Halloween then and now


Photo Courtesy: Wall Alpha Coders

Sakina Ghatalah, Contributing Writer

The quirky holiday of Halloween has been entertaining for many people all over the country. The ghouls, witches, and beasts that enter our lives every year in the month of October give everyone quite a trick or treat.

Although new traditions have been added, Halloween originally started as festival called Samhain over 2000 years and was celebrated on November 1st. The founders of this festival were a group from Ireland called the Celtics who celebrated Samhain as a farewell to the summer and as a dreaded welcome to the winter. For the Celts, the New Year was the eve of the first of November, and the living and the dead walked side by side. To celebrate, they had a sacred bonfire to burn crops and animals while they dressed in bizarre costumes, parading around the fire that would keep them safe from the dead of winter. The Celts also burned crops and animals as their sacrifice to the Celtic deity. They would wear costumes in the hopes of having the priests read into the future as a source of safety and reassurance.

While they continued to follow their traditions, another empire was gradually building. The Roman Empire went on a conquering spree and happened to take over the Celtics. The Romans added and tweaked tweaked the rituals that were already created. In that time that they ruled, they had two festivals. The first was a commemoration of the passed away and the second was to observe the Roman Goddess of fruit and trees, Pomona. Her symbol is the apple which brings many to believe that this was the origin of the apple bobbing game that is played on the day of Halloween.

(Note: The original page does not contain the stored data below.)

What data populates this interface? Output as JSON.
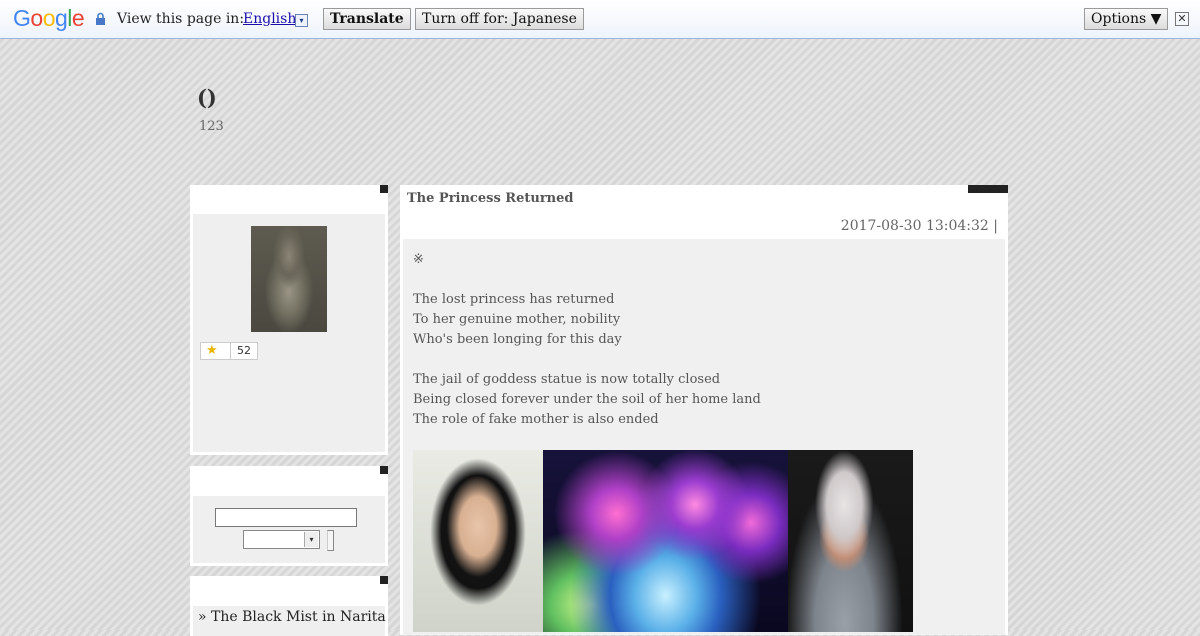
{
  "translate_bar": {
    "logo": "Google",
    "view_text": "View this page in:",
    "language": "English",
    "language_dropdown_glyph": "▾",
    "translate_label": "Translate",
    "turn_off_label": "Turn off for: Japanese",
    "options_label": "Options ▼",
    "close_glyph": "✕"
  },
  "site": {
    "title": "()",
    "subtitle": "123"
  },
  "sidebar": {
    "profile": {
      "star_glyph": "★",
      "star_count": "52"
    },
    "search": {
      "input_value": "",
      "select_value": "",
      "select_arrow": "▾"
    },
    "links": [
      {
        "label": "» The Black Mist in Narita"
      }
    ]
  },
  "post": {
    "title": "The Princess Returned",
    "date": "2017-08-30 13:04:32 |",
    "mark": "※",
    "stanza1": [
      "The lost princess has returned",
      "To her genuine mother, nobility",
      "Who's been longing for this day"
    ],
    "stanza2": [
      "The jail of goddess statue is now totally closed",
      "Being closed forever under the soil of her home land",
      "The role of fake mother is also ended"
    ]
  },
  "colors": {
    "link": "#1a0dab",
    "star": "#e8b600",
    "accent_dark": "#222222"
  }
}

Over time Christianity had spread far and wide and was practiced by the Celtics as well. The All Martyrs Day the Pope had created had been moved to November 1st and started to incorporate saints as well. The second of November was made to be All Souls Day and celebrated with same as the festival of Samhain. The bonfires and costumes were included as well. All Saints Day could be recognized as All-Hallowmas which led to All Hallows’ Eve and eventually became known prominently as Halloween.

Without knowing much about the holiday, many Fremd students still use All Hallows’ Eve, or Halloween, as a way of following more modern traditions associated with the day such as obtaining free candy, dressing up, watching horror movies, or scaring people. According to freshman Olivia Godek, Halloween has been a holiday that she has looked forward to since the start of October because of the contributions it made towards her childhood.

“I like how everything used to revolve around [Halloween] when we were younger and the excitement I used to feel over my costumes and the candy was awesome,” Godek said. ” It created an aroma that I love, though the pumpkin spice lattes are a plus too. It was something I looked forward to and genuinely enjoyed.”

Similar to Godek, junior Octavian Spears elaborates that Halloween is a part of our culture.The tradition and rituals associated with Halloween, he believes, should be continued because trick or treating was really a joyous experience for him.

“I think that it’s one of our social norms. It’s like a good type of peer pressure and a traditional thing for us because they make it so big in America,” Spears said. “It’s looked forward to as much as Christmas to the kids. It’s a fun part of a kid’s life because who doesn’t like free candy?”